En tercer lugar, el informe pregunta: “¿Por qué tres ministros de impecables credenciales democráticas habrían de promover una forma indebida de impunidad, de manera ‘deliberada y consciente’? La acusación guarda silencio sobre este punto. Pero hay una explicación mucho más obvia y plausible: los ministros interpretan la ley de manera distinta que los acusadores”.

Un cuarto argumento hace relación con que el supuesto incumplimiento de parte de Dolmestch, Künsemüller y Valderrama a su deber de control de convencionalidad, es decir, el de adaptar las disposiciones de la Convención Americana de Derechos Humanos a la hora de fallar.

Si bien desde el Observatorio Judicial no se busca defender ni rechazar el concepto de control de convencionalidad, se menciona que este “es una construcción jurisprudencial de la Corte Interamericana de Derechos Humanos que no ha recibido el apoyo unánime ni de la doctrina ni de la jurisprudencia”.

Por lo mismo, el informe señala, en quinto lugar, que tendría que ser “deber del legislador ajustar la normativa nacional con lo dispuesto por los tratados internacionales suscritos por Chile”. El envío de parte del gobierno de Bachelet de un proyecto de ley en enero del 2018 sobre cumplimiento de penas por crímenes contra los derechos humanos es, para el centro de estudios, una prueba de que no es del todo claro e indiscutido la aplicación de la normativa internacional en la materia.

Viernes 14
La Cámara de Diputados votará la acusación constitucional contra los tres magistrados.

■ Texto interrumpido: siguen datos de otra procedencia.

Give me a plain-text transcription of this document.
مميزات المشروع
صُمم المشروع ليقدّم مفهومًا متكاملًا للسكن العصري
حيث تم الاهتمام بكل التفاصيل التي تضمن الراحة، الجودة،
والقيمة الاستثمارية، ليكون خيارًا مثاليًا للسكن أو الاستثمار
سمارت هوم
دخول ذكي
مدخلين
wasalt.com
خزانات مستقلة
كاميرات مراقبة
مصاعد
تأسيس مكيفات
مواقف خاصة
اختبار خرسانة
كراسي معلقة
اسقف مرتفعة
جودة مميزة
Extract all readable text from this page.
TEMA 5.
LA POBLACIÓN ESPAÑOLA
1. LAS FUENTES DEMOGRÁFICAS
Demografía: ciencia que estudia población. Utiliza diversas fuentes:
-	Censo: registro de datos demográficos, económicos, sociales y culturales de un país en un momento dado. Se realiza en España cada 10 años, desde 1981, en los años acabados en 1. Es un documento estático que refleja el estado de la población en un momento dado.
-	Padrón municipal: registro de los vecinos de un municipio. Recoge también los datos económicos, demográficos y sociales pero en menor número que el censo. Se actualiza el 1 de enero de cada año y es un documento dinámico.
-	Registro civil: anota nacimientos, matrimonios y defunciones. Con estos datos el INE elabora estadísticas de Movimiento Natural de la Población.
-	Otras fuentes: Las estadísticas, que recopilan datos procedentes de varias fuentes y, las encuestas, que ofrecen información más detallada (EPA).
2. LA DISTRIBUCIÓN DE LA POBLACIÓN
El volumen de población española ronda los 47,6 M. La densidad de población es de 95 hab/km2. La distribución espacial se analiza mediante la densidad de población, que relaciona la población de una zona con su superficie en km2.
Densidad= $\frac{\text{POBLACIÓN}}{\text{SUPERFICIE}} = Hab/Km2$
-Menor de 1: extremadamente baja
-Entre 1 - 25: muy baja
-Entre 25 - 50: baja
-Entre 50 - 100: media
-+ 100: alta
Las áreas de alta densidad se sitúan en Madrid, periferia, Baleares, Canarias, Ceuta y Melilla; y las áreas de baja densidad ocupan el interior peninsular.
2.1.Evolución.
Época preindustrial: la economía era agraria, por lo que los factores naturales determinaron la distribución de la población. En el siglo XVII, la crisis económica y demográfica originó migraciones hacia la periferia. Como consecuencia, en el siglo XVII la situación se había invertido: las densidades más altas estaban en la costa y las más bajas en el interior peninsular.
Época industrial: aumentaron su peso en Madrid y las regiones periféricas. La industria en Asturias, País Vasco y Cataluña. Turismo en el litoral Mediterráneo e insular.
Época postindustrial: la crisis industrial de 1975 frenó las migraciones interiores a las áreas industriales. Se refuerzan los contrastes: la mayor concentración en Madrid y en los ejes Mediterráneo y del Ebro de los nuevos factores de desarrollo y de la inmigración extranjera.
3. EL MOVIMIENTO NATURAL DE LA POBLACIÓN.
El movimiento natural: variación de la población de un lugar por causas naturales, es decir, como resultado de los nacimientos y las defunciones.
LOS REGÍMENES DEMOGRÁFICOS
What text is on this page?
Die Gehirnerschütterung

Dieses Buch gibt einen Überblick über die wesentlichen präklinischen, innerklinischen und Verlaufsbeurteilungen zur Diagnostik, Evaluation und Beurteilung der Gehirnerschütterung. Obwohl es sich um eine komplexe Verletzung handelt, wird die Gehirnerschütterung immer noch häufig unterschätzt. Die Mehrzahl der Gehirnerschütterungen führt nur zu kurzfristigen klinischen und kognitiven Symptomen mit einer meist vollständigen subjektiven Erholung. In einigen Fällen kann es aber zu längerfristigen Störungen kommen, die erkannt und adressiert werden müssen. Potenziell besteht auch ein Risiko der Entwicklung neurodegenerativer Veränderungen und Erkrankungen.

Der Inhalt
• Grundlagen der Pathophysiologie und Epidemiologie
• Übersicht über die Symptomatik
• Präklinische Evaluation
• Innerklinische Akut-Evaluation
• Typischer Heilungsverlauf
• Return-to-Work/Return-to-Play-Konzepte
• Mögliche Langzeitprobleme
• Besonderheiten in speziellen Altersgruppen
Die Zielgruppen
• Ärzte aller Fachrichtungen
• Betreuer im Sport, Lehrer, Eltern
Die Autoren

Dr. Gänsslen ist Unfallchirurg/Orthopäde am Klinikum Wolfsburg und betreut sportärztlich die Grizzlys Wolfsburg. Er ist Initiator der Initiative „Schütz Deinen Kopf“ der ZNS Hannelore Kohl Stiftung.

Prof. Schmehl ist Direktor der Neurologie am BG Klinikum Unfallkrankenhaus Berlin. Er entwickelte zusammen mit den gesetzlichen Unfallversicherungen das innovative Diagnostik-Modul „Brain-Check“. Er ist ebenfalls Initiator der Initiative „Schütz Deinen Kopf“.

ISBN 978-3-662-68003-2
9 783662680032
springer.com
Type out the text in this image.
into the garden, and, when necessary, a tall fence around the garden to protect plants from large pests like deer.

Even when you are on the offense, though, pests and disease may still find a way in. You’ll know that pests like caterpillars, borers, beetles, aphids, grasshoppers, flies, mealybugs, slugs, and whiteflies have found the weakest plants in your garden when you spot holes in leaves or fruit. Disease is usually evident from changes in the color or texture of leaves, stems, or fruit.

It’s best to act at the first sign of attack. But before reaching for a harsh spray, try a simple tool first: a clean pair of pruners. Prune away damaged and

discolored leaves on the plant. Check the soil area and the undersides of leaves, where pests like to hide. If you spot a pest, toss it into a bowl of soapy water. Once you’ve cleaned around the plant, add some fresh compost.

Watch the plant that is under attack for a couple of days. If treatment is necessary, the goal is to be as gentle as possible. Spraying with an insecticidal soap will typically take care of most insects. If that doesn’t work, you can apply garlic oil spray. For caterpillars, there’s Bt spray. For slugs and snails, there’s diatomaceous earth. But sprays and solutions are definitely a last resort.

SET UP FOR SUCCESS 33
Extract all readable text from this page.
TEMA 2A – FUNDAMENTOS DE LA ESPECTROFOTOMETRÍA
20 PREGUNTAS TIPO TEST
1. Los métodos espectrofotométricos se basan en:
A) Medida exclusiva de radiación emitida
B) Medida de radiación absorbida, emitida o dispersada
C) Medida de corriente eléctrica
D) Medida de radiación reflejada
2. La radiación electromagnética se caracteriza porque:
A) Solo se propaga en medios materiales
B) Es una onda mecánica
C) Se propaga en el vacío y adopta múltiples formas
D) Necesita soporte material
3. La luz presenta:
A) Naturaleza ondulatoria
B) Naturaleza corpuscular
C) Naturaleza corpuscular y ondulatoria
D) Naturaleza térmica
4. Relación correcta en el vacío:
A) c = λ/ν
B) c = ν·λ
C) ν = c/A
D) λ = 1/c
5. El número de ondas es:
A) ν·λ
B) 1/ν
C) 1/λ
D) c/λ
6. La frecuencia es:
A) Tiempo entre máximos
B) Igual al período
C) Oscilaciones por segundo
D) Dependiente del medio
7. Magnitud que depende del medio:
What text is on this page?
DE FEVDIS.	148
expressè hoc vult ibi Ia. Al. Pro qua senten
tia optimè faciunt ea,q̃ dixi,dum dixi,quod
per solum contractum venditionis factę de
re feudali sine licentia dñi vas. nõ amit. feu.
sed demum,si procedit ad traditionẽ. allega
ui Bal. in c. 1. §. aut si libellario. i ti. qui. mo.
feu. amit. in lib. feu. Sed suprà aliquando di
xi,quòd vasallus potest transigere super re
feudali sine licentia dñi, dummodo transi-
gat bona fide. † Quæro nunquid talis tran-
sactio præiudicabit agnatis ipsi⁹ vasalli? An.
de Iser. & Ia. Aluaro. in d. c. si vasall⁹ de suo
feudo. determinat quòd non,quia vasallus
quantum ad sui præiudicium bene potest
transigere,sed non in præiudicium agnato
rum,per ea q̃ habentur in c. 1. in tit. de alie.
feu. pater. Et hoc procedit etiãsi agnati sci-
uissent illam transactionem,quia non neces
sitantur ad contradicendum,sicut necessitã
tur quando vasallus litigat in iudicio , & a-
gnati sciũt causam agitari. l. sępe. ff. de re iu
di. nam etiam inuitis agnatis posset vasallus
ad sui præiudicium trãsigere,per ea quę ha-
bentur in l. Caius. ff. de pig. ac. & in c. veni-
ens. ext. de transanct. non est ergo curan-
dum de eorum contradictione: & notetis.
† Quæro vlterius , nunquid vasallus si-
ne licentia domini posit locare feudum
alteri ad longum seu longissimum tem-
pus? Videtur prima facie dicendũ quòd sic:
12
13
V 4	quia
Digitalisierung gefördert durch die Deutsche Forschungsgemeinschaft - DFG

“Ningún juez puede sentirse libre de fallar conforme a su propio criterio jurídico si sabe que pesa sobre sí el riesgo de ser acusado constitucionalmente”.

“¿Por qué tres ministros de impecables credenciales democráticas habrían de promover una forma indebida de impunidad, de manera ‘deliberada y consciente’? La acusación guarda silencio sobre este punto”.